The ironic comment on rationalism is insightful, and nothing new, but you have to admire that GG is able to sum up in one paragraph what it took Freud (on sublimation) and Nietzsche (on Will To Power) whole books to say!

Tuesday, September 19, 2006

POLITICIAN COMES CLEAN, PROVOKES RIOT

I can’t pretend to know a lot about Hungarian politics. Even in my ignorance, however, I knew that both main parties lied about their future plans in order to win the General Election in April. And the government talked up the economic situation pre-election, while the opposition rubbished all their achievements. Big deal.
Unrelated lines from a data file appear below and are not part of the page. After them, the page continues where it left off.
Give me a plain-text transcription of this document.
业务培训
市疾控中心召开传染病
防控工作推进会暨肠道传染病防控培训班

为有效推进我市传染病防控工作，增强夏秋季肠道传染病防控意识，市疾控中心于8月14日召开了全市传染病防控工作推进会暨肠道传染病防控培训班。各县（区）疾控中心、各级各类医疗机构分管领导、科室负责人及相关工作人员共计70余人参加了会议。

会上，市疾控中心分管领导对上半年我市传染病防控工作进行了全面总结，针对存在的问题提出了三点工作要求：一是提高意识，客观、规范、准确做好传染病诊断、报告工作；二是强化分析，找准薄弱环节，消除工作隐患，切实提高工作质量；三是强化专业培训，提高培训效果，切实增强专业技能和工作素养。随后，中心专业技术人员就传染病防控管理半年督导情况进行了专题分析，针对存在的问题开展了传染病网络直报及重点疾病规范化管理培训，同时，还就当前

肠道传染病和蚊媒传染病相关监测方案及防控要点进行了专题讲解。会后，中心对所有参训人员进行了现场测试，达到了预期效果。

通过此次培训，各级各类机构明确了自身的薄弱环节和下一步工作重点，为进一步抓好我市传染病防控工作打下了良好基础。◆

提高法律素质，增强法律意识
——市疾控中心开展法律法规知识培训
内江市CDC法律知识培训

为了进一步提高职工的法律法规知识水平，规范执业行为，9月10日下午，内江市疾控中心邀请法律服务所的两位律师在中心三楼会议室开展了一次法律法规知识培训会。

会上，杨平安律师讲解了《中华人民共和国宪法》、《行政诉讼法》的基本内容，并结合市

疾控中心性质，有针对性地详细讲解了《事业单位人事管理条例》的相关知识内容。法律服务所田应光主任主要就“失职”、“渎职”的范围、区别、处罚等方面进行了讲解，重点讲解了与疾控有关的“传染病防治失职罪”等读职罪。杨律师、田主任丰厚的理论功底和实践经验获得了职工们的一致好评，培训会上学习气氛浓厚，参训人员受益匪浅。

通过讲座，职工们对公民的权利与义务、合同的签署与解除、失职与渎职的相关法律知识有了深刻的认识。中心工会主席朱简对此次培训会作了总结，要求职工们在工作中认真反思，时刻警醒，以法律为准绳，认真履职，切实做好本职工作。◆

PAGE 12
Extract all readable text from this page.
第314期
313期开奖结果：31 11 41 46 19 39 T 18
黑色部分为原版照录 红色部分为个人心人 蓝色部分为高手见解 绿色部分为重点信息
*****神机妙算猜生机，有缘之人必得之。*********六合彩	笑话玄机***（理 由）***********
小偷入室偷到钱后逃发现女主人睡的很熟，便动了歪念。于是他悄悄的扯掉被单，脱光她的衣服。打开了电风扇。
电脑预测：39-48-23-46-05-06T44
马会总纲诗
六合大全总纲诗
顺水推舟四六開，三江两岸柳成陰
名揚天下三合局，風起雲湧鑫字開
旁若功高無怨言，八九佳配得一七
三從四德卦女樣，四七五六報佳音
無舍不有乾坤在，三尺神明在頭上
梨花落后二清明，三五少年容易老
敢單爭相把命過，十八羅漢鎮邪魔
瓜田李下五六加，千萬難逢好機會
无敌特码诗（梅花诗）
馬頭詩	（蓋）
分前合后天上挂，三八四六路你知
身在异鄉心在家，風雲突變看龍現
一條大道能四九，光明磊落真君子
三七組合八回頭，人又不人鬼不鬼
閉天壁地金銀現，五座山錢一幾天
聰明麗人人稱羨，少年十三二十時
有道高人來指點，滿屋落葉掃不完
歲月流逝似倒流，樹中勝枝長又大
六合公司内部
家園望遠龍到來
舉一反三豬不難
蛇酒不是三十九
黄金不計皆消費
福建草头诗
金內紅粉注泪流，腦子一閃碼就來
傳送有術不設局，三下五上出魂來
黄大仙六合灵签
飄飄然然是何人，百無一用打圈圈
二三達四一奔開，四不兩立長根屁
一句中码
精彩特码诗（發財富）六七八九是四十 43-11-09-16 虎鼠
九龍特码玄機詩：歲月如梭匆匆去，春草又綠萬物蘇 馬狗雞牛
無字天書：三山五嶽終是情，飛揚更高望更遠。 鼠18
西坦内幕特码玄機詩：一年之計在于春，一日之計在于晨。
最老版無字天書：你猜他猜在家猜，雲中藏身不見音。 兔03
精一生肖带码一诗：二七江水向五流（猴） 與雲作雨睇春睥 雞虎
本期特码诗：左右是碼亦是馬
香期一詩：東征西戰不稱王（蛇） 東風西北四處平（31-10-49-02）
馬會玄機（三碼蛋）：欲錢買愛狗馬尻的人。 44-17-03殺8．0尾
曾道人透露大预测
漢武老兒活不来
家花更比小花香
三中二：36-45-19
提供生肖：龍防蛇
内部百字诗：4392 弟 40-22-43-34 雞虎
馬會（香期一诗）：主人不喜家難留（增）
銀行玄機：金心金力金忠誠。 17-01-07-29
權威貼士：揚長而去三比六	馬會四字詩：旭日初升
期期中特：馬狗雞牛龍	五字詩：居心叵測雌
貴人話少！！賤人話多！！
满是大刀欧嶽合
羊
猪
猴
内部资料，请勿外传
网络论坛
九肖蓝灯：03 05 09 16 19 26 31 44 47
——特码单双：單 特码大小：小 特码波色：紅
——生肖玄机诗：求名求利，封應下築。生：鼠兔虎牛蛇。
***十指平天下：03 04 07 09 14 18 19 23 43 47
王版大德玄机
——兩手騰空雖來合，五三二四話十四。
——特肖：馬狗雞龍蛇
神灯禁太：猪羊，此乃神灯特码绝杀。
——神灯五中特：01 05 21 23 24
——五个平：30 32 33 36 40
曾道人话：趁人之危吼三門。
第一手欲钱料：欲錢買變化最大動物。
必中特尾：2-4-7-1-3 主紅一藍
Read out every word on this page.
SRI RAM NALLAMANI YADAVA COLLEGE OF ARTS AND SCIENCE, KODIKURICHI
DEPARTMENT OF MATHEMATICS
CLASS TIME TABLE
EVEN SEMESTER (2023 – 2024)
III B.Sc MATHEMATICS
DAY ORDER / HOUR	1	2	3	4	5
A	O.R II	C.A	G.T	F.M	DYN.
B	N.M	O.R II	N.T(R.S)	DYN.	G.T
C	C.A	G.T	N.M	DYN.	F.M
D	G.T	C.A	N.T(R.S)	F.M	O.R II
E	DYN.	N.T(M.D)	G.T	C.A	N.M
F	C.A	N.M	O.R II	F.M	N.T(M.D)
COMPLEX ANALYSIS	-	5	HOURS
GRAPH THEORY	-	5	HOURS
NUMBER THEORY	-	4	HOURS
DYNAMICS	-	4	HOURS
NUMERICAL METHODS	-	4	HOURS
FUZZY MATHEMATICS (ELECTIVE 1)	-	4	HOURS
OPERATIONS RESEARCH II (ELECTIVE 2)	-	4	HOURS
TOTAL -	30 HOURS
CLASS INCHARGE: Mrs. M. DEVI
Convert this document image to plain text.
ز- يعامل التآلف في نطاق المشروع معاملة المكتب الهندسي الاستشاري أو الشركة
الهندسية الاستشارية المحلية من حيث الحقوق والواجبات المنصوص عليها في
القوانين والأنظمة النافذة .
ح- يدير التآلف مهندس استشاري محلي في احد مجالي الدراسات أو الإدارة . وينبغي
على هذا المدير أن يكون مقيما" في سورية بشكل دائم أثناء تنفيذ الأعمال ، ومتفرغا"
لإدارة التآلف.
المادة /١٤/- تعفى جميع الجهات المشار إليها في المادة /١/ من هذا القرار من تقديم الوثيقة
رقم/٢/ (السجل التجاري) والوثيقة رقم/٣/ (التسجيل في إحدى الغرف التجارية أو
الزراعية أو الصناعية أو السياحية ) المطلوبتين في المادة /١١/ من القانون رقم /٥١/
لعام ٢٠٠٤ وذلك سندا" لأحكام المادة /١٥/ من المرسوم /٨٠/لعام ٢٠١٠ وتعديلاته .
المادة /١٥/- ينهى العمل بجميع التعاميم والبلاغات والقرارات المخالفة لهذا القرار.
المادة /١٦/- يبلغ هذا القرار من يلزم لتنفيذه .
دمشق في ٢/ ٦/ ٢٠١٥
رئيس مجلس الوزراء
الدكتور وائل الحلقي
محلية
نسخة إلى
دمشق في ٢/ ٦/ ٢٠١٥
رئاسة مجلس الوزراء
The irony is that there are riots now because Mr Gyurcsany, the PM, was inept enough actually to tell the truth about the political process! Which everyone knows anyway. I have a sneaking liking for the PM, just because he is such a maverick. Ever the politician most likely to slip on a banana skin, he actually loses patience with his party, upbraids them all for lying to the public, and publishes the whole transcript on his website. It's so blatantly the wrong thing to do, people here are hinting at some kind of conspiracy.

I'm all for less slick politicians and an end to tacit consent. If people were consistent, there’d be riots every day. Until the whole house comes crashing down.

Sunday, September 10, 2006

UPDATE ON MY LIFE IN BUDAPEST, AND THOUGHTS ON WHY GROWING UP IS HARD TO DO

Last year, a close friend visiting from the UK told me I’m living an “alternative lifestyle”. Anyway, I’ve just returned to it – for a third year, and in a new (rented) flat. I don’t know why I feel I have to justify this to myself, but I suppose living here could be considered an irresponsible choice, failing somehow to grow up and grasp the nettle.

The flat is all high ceilings, double doors, large mirrors: the feeling of 19C opulence for less than £200 a month! The previous tenant, a friend and colleague, also left her entire video and CD collection behind, for the moment at least. This weekend, I’ve been finishing off a song on my laptop, and Brindle & I have started a new instrumental piece. It’s the same feeling a child gets when playing – pure, unconstrained fun. We also took the tram to Margit Island, for a burst of colour and to take digital pictures of flower beds and each other.

This afternoon I wandered down a narrow, deserted street where the only sound was the dull beat of my trainers on a dappled pavement, and past an old church into Raday utca, where I’m writing this blog. It’s a tree-lined old world style street, with wrought iron copper-topped lampposts and a parade of cafes. It’s also a perfect early autumn day and the sun is angling in spaces between the high facades. This is pretty normal for Budapest, but basically picture postcard stuff.


Tomorrow, I am back to work. It’s the most fun job I’ve had, and in some ways the least demanding. Not that I don’t have to focus on the work during office hours, but for the first time in my life I don’t often have to take it home with me, and I am not burdened by piles of meaningless paperwork.

Well, I have the nagging feeling that I should be making pension contributions and that I should be a property owner. But I hope this blog goes some way towards explaining why I’m loath to give up life in this beautiful city for a £200,000 mortgage in Bedford or somewhere, and the stale pleasures of trailing round HMV on a Saturday, or doing up the kitchen before settling down for another instalment of Changing Rooms. There is a painless alternative. I’m living it.